User and clinician feedback was not formally collected due to limited resources; internal testing guided usability improvements. Future work will include structured evaluations with healthcare professionals to enhance practicality.

Clinical risks of data latency and decryption delays

The primary focus of this research was on achieving a high degree of security and data integrity for sensitive medical information transmitted from ESP32.

There is significant clinical risks posed by data arriving too late, especially in scenarios involving critical patient monitoring (e.g., cardiac events, continuous glucose monitoring). While the time taken for data to be encrypted and decrypted is a factor, our primary performance metrics were centered on the computational overhead of the cipher and the transmission latency inherent to the MQTT protocol itself, as these were the core components of our proposed solution.

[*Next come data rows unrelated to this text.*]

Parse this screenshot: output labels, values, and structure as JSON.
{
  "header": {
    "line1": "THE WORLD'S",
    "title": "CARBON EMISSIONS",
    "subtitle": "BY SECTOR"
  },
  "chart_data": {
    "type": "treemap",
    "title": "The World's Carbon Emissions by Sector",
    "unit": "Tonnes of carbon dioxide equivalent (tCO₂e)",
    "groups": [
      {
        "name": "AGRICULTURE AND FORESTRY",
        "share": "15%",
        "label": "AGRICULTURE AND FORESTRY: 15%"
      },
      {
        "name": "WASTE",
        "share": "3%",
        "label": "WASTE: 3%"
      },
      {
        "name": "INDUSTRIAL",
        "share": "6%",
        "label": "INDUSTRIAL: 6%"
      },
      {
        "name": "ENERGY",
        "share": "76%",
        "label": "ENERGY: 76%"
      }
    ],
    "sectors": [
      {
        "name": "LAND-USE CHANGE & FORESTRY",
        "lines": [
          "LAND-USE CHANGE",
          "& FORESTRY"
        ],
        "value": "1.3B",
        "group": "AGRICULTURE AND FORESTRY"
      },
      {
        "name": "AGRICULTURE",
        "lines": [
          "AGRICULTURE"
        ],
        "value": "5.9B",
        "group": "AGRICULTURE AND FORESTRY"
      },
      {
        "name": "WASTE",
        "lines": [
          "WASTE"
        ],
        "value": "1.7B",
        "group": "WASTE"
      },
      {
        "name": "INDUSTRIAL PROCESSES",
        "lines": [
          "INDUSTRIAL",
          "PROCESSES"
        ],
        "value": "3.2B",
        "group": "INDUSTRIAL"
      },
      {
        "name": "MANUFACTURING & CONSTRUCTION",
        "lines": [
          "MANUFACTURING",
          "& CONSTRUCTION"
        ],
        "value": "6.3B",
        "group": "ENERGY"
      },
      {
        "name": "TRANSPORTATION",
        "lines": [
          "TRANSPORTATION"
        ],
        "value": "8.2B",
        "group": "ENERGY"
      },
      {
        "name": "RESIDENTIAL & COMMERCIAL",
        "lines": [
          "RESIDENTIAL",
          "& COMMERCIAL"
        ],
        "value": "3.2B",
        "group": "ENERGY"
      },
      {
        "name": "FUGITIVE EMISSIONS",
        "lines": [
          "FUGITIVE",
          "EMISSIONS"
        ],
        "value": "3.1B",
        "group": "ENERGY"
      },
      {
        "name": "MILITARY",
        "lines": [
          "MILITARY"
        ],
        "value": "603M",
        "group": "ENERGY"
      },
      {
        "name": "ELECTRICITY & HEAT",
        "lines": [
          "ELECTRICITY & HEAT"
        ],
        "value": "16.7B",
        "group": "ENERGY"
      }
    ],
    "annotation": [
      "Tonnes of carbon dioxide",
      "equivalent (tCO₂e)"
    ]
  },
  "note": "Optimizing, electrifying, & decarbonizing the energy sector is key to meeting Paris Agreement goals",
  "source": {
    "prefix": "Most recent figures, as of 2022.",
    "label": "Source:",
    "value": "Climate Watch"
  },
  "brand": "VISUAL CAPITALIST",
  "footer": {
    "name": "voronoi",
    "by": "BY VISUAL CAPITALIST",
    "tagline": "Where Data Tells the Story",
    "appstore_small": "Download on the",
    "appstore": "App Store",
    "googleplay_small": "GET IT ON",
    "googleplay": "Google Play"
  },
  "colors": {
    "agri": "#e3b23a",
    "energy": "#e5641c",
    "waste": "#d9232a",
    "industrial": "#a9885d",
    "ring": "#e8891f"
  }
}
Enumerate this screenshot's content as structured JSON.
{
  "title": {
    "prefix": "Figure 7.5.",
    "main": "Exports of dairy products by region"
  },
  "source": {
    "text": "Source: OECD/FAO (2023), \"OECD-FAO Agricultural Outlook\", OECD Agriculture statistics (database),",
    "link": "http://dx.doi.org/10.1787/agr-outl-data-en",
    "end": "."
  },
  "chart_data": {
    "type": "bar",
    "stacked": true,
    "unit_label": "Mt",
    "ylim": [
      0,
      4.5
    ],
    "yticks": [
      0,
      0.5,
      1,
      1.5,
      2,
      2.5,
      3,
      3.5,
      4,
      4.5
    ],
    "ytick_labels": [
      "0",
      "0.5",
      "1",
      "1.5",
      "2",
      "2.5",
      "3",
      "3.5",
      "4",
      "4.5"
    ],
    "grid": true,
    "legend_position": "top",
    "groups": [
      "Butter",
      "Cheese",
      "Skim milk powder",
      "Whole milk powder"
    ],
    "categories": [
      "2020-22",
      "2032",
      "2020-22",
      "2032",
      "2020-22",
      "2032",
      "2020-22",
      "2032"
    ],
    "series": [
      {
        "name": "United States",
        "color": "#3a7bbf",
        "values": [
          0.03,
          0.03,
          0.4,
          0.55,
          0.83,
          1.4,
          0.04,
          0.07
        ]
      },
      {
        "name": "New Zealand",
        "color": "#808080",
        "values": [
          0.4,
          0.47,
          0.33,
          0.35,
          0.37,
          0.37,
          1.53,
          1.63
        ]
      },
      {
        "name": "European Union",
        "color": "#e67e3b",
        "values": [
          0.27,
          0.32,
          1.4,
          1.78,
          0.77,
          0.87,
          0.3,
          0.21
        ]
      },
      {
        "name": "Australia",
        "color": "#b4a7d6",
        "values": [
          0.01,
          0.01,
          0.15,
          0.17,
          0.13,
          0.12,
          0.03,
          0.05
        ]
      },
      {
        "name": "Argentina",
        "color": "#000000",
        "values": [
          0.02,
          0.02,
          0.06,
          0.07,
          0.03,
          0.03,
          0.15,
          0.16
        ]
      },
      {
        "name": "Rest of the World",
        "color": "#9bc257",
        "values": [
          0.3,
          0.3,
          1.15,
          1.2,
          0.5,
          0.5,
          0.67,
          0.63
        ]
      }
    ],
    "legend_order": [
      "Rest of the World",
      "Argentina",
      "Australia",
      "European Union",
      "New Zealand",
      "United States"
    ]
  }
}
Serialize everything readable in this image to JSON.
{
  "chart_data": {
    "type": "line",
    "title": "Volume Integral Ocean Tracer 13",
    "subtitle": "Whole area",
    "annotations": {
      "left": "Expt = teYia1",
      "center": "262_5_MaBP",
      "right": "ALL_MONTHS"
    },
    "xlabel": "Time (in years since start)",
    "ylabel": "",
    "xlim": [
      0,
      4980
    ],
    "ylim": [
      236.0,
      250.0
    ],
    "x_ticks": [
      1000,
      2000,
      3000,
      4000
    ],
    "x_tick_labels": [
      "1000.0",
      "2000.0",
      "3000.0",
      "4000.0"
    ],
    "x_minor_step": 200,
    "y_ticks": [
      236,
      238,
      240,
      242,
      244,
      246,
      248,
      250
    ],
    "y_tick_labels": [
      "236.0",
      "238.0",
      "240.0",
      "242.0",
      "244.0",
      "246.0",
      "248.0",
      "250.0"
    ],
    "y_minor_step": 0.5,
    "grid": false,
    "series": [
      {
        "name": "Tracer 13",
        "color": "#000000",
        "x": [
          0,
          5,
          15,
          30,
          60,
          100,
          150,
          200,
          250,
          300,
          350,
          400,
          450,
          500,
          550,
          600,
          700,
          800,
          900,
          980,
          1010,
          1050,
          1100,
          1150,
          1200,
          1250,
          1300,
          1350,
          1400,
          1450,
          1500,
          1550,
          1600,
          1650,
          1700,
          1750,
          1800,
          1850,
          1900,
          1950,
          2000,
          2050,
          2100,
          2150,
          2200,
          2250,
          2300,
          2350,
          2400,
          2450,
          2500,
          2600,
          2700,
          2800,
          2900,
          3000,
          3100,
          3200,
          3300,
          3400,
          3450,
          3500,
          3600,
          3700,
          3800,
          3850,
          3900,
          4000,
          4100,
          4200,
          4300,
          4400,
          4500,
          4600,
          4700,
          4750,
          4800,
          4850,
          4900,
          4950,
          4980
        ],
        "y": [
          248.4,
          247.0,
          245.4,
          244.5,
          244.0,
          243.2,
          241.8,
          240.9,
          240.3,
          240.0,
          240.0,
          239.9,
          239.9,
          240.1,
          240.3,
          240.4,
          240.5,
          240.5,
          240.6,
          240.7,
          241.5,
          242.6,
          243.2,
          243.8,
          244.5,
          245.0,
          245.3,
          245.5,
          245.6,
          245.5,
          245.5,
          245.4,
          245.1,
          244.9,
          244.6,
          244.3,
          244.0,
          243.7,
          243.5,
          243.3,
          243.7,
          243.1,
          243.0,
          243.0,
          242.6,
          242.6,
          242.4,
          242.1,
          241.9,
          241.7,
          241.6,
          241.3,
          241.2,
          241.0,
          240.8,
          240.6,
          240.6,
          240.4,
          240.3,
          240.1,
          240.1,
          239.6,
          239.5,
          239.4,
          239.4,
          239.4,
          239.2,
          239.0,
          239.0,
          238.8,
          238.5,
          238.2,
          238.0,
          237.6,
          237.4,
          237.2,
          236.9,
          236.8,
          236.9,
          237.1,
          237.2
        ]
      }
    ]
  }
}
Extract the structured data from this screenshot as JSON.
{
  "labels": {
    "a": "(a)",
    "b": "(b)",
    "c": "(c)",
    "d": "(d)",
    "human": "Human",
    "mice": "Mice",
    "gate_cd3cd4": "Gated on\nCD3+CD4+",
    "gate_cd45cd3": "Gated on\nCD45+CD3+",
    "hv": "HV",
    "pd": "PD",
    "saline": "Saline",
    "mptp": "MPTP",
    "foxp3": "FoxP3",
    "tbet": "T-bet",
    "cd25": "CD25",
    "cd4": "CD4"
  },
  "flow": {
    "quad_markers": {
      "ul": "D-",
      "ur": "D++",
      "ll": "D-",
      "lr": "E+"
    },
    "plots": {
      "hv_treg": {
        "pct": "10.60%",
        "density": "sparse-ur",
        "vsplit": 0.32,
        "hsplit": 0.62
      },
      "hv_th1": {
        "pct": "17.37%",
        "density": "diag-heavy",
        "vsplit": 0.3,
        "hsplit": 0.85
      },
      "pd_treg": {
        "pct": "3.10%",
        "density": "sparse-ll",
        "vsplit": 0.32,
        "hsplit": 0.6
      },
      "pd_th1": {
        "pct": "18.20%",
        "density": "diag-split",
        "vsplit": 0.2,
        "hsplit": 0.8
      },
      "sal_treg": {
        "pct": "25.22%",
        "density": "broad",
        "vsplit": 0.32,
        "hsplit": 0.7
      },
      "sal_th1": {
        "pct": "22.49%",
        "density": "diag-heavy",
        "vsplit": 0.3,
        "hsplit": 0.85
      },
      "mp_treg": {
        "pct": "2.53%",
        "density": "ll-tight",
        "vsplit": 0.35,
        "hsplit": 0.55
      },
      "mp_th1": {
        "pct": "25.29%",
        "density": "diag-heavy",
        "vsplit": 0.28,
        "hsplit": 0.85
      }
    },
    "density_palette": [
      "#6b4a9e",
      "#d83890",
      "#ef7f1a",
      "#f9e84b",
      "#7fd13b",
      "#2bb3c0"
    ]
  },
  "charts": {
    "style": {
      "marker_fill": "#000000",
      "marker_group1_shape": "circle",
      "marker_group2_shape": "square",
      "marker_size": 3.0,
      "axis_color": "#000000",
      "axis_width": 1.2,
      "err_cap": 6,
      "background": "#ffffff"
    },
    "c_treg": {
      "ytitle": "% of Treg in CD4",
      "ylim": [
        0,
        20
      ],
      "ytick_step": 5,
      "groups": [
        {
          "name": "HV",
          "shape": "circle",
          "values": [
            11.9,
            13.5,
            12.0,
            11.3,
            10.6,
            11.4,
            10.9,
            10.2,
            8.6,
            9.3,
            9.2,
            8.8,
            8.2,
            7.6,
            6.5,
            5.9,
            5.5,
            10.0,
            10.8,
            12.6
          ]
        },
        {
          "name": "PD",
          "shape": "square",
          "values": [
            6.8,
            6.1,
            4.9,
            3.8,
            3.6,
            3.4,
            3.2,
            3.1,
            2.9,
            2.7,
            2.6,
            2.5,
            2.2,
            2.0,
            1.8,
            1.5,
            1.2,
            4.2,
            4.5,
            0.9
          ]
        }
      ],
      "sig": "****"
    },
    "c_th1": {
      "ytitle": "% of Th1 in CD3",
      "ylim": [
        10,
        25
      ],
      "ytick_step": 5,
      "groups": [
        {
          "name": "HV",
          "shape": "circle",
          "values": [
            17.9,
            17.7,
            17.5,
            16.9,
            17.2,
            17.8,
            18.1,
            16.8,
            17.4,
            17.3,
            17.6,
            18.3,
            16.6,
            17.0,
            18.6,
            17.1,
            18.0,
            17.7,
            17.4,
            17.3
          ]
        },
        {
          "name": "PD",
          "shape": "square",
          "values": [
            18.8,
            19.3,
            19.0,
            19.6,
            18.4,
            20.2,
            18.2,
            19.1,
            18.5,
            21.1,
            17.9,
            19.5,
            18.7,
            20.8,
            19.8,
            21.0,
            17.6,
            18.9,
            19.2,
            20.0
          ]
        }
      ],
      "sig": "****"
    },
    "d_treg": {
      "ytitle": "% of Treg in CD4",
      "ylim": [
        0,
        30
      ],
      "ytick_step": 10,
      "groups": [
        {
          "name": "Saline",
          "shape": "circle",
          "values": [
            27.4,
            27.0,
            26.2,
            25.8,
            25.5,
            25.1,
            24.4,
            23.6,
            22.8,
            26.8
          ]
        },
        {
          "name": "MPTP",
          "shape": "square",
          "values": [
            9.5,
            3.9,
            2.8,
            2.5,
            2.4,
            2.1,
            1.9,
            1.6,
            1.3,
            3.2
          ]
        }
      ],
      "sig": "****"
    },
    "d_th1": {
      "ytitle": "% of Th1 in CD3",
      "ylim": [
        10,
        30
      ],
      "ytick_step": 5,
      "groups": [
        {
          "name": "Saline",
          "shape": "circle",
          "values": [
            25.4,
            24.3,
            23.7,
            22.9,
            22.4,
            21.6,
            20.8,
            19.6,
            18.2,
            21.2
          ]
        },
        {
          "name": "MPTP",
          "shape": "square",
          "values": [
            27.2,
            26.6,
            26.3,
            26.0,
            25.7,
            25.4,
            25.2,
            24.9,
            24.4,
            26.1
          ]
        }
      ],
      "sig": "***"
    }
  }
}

We conducted few initial tests to understand this latency, as shown in the Table 17 below, but determined that a detailed analysis of hard real-time deadlines and their clinical implications was beyond the scope of this specific study.

Table 17 Observations on Latency.

This data demonstrates that while our model adds a small, predictable amount of latency, the most significant variable is the network transmission time, which is heavily influenced by the underlying communication infrastructure.

Conclusion

This paper presents a remote healthcare communication system between patients (MQTT Publishers) and medical specialists (Subscribers). The proposed scheme used the lightweight communication protocol MQTT to establish the connection between publisher and subscriber. MQTTX acts as an MQTT broker to manage all communications remotely with various quality of services. The scheme also handles multiple topics at the same time and gives quick responses with minimal delay and pack loss based on the QOS levels. A prototype of the suggested system was created and implemented using ESP32 and put into use, and the round-trip time and transaction packet count of the MQTT-based system were evaluated for performance. MQTT protocol yielded good results in terms of time delay, number of lost messages, and amount of bytes used in messages from the practical implementation of these protocols. The described system also represents the first combination of the information-theoretically secure one-time pad ciphering and lightweight MQTT protocols to provide coordinated IoT-based remote diagnosis with low transmission latency, and confidentiality of medical data. As a result, uses less energy and requires less bandwidth. Accordingly, the MQTT message protocol is more appropriate for the design and deployment of e-health platforms over IoT, based on these real-world and simulation results.